The Odyssey was released in 1972. It was designed as a cut-down version of the 2600 for touring musicians, competing with the Minimoog, and contained a three-octave keyboard. Later versions featured a pressure-pad operated pitch control system.

The best selling ARP synthesizer was the Omni, released in 1975. It was a fully polyphonic keyboard that used top-octave divide-down oscillators that had been used on electronic organs, and competed with the Polymoog. In 1977, the company peaked financially with $7 million sales. The Quadra was released the following year, and contained a number of synthesizer modules combined and controlled by a microprocessor.

===Decline===
The demise of ARP Instruments stemmed from financial difficulties following development of the ARP Avatar, a synthesizer module virtually identical to the ARP Odyssey without a keyboard and intended to be played by a solid body electric guitar via a specially-mounted hexaphonic guitar pickup whose signals were then processed through discrete pitch-to-voltage converters.

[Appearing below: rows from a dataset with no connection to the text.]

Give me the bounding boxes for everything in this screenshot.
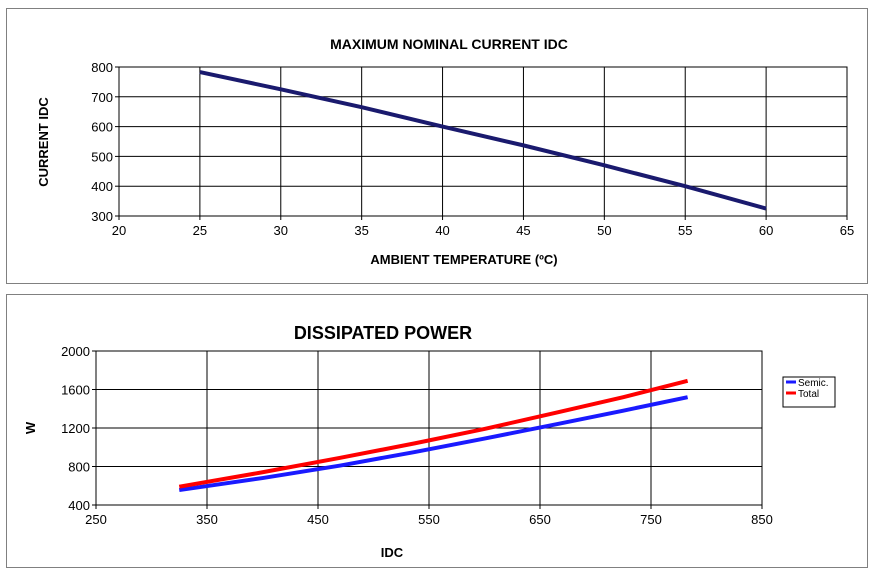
chart-panel-dissipated-power: 250 350 450 550 650 750 850 400 800 1200 1600 2000 D… [6,294,868,568]
chart-title: MAXIMUM NOMINAL CURRENT IDC [330,36,568,52]
x-tick-label: 650 [529,512,551,527]
x-axis-label: AMBIENT TEMPERATURE (ºC) [370,252,557,267]
y-axis-label: W [23,421,38,434]
y-tick-label: 500 [91,149,113,164]
x-tick-label: 55 [678,223,692,238]
x-axis-label: IDC [381,545,404,560]
x-tick-label: 40 [435,223,449,238]
x-tick-label: 250 [85,512,107,527]
x-tick-label: 850 [751,512,773,527]
x-tick-label: 60 [759,223,773,238]
max-current-chart: 20 25 30 35 40 45 50 55 60 65 300 400 500 600 700 800 MA… [36,36,854,267]
y-tick-label: 600 [91,120,113,135]
y-tick-label: 700 [91,90,113,105]
x-tick-label: 20 [112,223,126,238]
legend-label: Semic. [798,378,829,389]
chart-panel-max-current: 20 25 30 35 40 45 50 55 60 65 300 400 500 600 700 800 MA… [6,8,868,284]
dissipated-power-chart: 250 350 450 550 650 750 850 400 800 1200 1600 2000 D… [23,323,836,560]
y-tick-label: 300 [91,209,113,224]
y-tick-label: 400 [91,179,113,194]
series-line-total [178,378,689,489]
x-tick-label: 30 [274,223,288,238]
plot-area [118,66,848,217]
y-axis-label: CURRENT IDC [36,97,51,187]
x-tick-label: 65 [840,223,854,238]
x-tick-label: 350 [196,512,218,527]
x-tick-label: 50 [597,223,611,238]
series-line-0 [199,70,767,211]
x-tick-label: 35 [354,223,368,238]
y-tick-label: 800 [91,60,113,75]
series-line-semic [178,395,689,493]
y-tick-label: 1200 [61,421,90,436]
x-tick-label: 750 [640,512,662,527]
y-tick-label: 1600 [61,383,90,398]
x-tick-label: 550 [418,512,440,527]
x-tick-label: 450 [307,512,329,527]
legend-label: Total [798,389,819,400]
y-tick-label: 800 [68,460,90,475]
x-tick-label: 45 [516,223,530,238]
y-tick-label: 2000 [61,344,90,359]
chart-title: DISSIPATED POWER [294,323,472,343]
x-tick-label: 25 [193,223,207,238]
y-tick-label: 400 [68,498,90,513]
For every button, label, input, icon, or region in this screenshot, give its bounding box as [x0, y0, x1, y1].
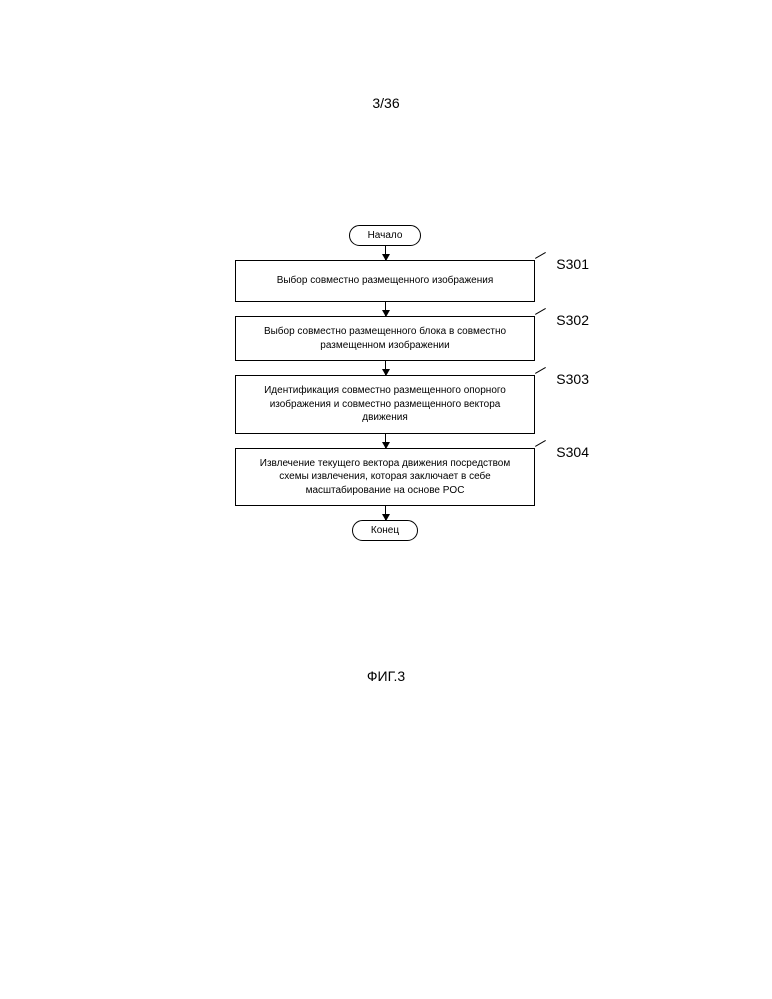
terminal-end: Конец: [352, 520, 418, 541]
arrow-icon: [385, 361, 386, 375]
step-s301: Выбор совместно размещенного изображения…: [235, 260, 535, 302]
arrow-icon: [385, 302, 386, 316]
step-s302: Выбор совместно размещенного блока в сов…: [235, 316, 535, 361]
process-box: Выбор совместно размещенного изображения: [235, 260, 535, 302]
step-s304: Извлечение текущего вектора движения пос…: [235, 448, 535, 507]
leader-line: [535, 252, 550, 266]
flowchart: Начало Выбор совместно размещенного изоб…: [195, 225, 575, 541]
page: 3/36 Начало Выбор совместно размещенного…: [0, 0, 772, 999]
process-box: Извлечение текущего вектора движения пос…: [235, 448, 535, 507]
step-label: S303: [556, 371, 589, 387]
leader-line: [535, 308, 550, 322]
leader-line: [535, 440, 550, 454]
arrow-icon: [385, 246, 386, 260]
step-label: S304: [556, 444, 589, 460]
figure-caption: ФИГ.3: [0, 668, 772, 684]
arrow-icon: [385, 434, 386, 448]
leader-line: [535, 367, 550, 381]
process-box: Выбор совместно размещенного блока в сов…: [235, 316, 535, 361]
step-s303: Идентификация совместно размещенного опо…: [235, 375, 535, 434]
arrow-icon: [385, 506, 386, 520]
terminal-start: Начало: [349, 225, 422, 246]
step-label: S302: [556, 312, 589, 328]
process-box: Идентификация совместно размещенного опо…: [235, 375, 535, 434]
page-number: 3/36: [0, 95, 772, 111]
step-label: S301: [556, 256, 589, 272]
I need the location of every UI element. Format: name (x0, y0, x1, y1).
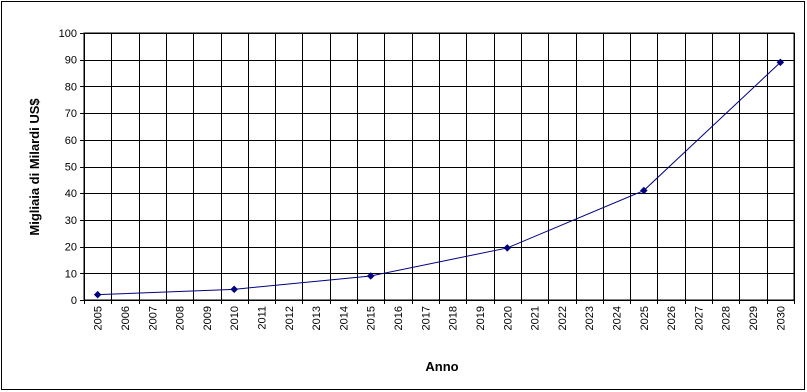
x-tick-label: 2025 (639, 306, 651, 330)
y-tick-label: 70 (65, 108, 77, 120)
x-axis-title: Anno (425, 359, 458, 374)
x-tick-label: 2018 (448, 306, 460, 330)
x-tick-label: 2006 (120, 306, 132, 330)
y-tick-label: 80 (65, 81, 77, 93)
x-tick-label: 2019 (475, 306, 487, 330)
x-tick-label: 2016 (393, 306, 405, 330)
x-tick-label: 2009 (202, 306, 214, 330)
x-tick-label: 2020 (502, 306, 514, 330)
y-tick-label: 90 (65, 55, 77, 67)
series-line (97, 62, 781, 296)
x-tick-label: 2027 (693, 306, 705, 330)
y-tick-label: 30 (65, 215, 77, 227)
data-point (230, 285, 239, 294)
x-tick-label: 2010 (229, 306, 241, 330)
y-tick-labels: 0 10 20 30 40 50 60 70 80 90 100 (59, 28, 77, 307)
x-tick-label: 2014 (338, 306, 350, 330)
y-tick-label: 10 (65, 268, 77, 280)
y-tick-label: 40 (65, 188, 77, 200)
x-tick-label: 2007 (147, 306, 159, 330)
x-tick-label: 2030 (775, 306, 787, 330)
data-point (639, 186, 648, 195)
grid-layer (80, 32, 795, 304)
y-tick-label: 50 (65, 162, 77, 174)
x-tick-label: 2005 (93, 306, 105, 330)
y-tick-label: 100 (59, 28, 77, 40)
x-tick-labels: 2005 2006 2007 2008 2009 2010 2011 2012 2013 2014… (93, 306, 788, 330)
x-tick-label: 2011 (257, 306, 269, 330)
x-tick-label: 2028 (721, 306, 733, 330)
x-tick-label: 2013 (311, 306, 323, 330)
y-tick-label: 20 (65, 242, 77, 254)
x-tick-label: 2022 (557, 306, 569, 330)
data-point (366, 272, 375, 280)
x-tick-label: 2029 (748, 306, 760, 330)
x-tick-label: 2023 (584, 306, 596, 330)
x-tick-label: 2021 (530, 306, 542, 330)
y-tick-label: 0 (71, 295, 77, 307)
x-tick-label: 2024 (612, 306, 624, 330)
x-tick-label: 2008 (175, 306, 187, 330)
x-tick-label: 2012 (284, 306, 296, 330)
x-tick-label: 2026 (666, 306, 678, 330)
x-tick-label: 2015 (366, 306, 378, 330)
x-tick-label: 2017 (420, 306, 432, 330)
y-axis-title: Migliaia di Milardi US$ (27, 98, 42, 236)
data-point (503, 244, 512, 252)
series-layer (93, 58, 785, 299)
data-point (93, 290, 102, 299)
y-tick-label: 60 (65, 135, 77, 147)
data-point (776, 58, 785, 67)
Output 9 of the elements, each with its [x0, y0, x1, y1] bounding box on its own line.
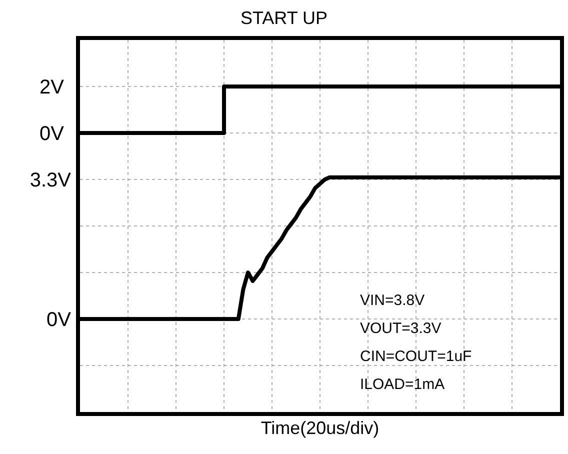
x-axis-title: Time(20us/div)	[260, 418, 380, 438]
annotation: VOUT=3.3V	[360, 320, 442, 337]
y2-tick-label: 3.3V	[30, 170, 72, 192]
line-series	[80, 175, 560, 321]
annotation: VIN=3.8V	[360, 292, 425, 309]
annotation: CIN=COUT=1uF	[360, 348, 472, 365]
y-tick-label: 2V	[40, 76, 65, 98]
annotation: ILOAD=1mA	[360, 376, 445, 393]
chart-title: START UP	[240, 8, 328, 28]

Although an excellent, groundbreaking instrument by all accounts, the Avatar failed to sell well. ARP Instruments was never able to recoup the research and development costs associated with the Avatar project and after several more attempts to produce successful instruments such as the ARP Quadra, ARP 16-Voice and 4-Voice Pianos, and the ARP Solus, the company finally declared bankruptcy in May 1981.

During the liquidation process, the liquidators ordered Philip Dodds, chief engineer at ARP, to sell the assets. He managed to sell the 4-Voice Piano and a working prototype of the ARP Chroma—the company's most sophisticated instrument design to date—to CBS Musical Instruments for $350,000. Dodds reassembled the former ARP development team at CBS to complete the Chroma primary the software and manufacturing now as Rhodes Chroma. It was produced from 1982 to late 1983. The instrument has a flexible voice architecture, 16-note polyphony, weighted, wooden keyboard action with 256 velocity levels, a single slider parameter editing system (subsequently implemented on the Yamaha DX7); and the inclusion of a proprietary digital interface system that predated MIDI.

=== Aftermath ===
In 2015, almost three and a half decades after it closed its doors, the company's second flagship instrument, the ARP Odyssey, was brought back into production by Korg, working in collaboration with David Friend, Alan Pearlman's co-founder at ARP.

==Products==

- 1970: ARP 2500 analog modular synthesizer, patched with a switch matrix, noted for its reliable tuning compared to competitors Moog and Buchla
- 1972: ARP Odyssey analog synthesizer, a Minimoog competitor.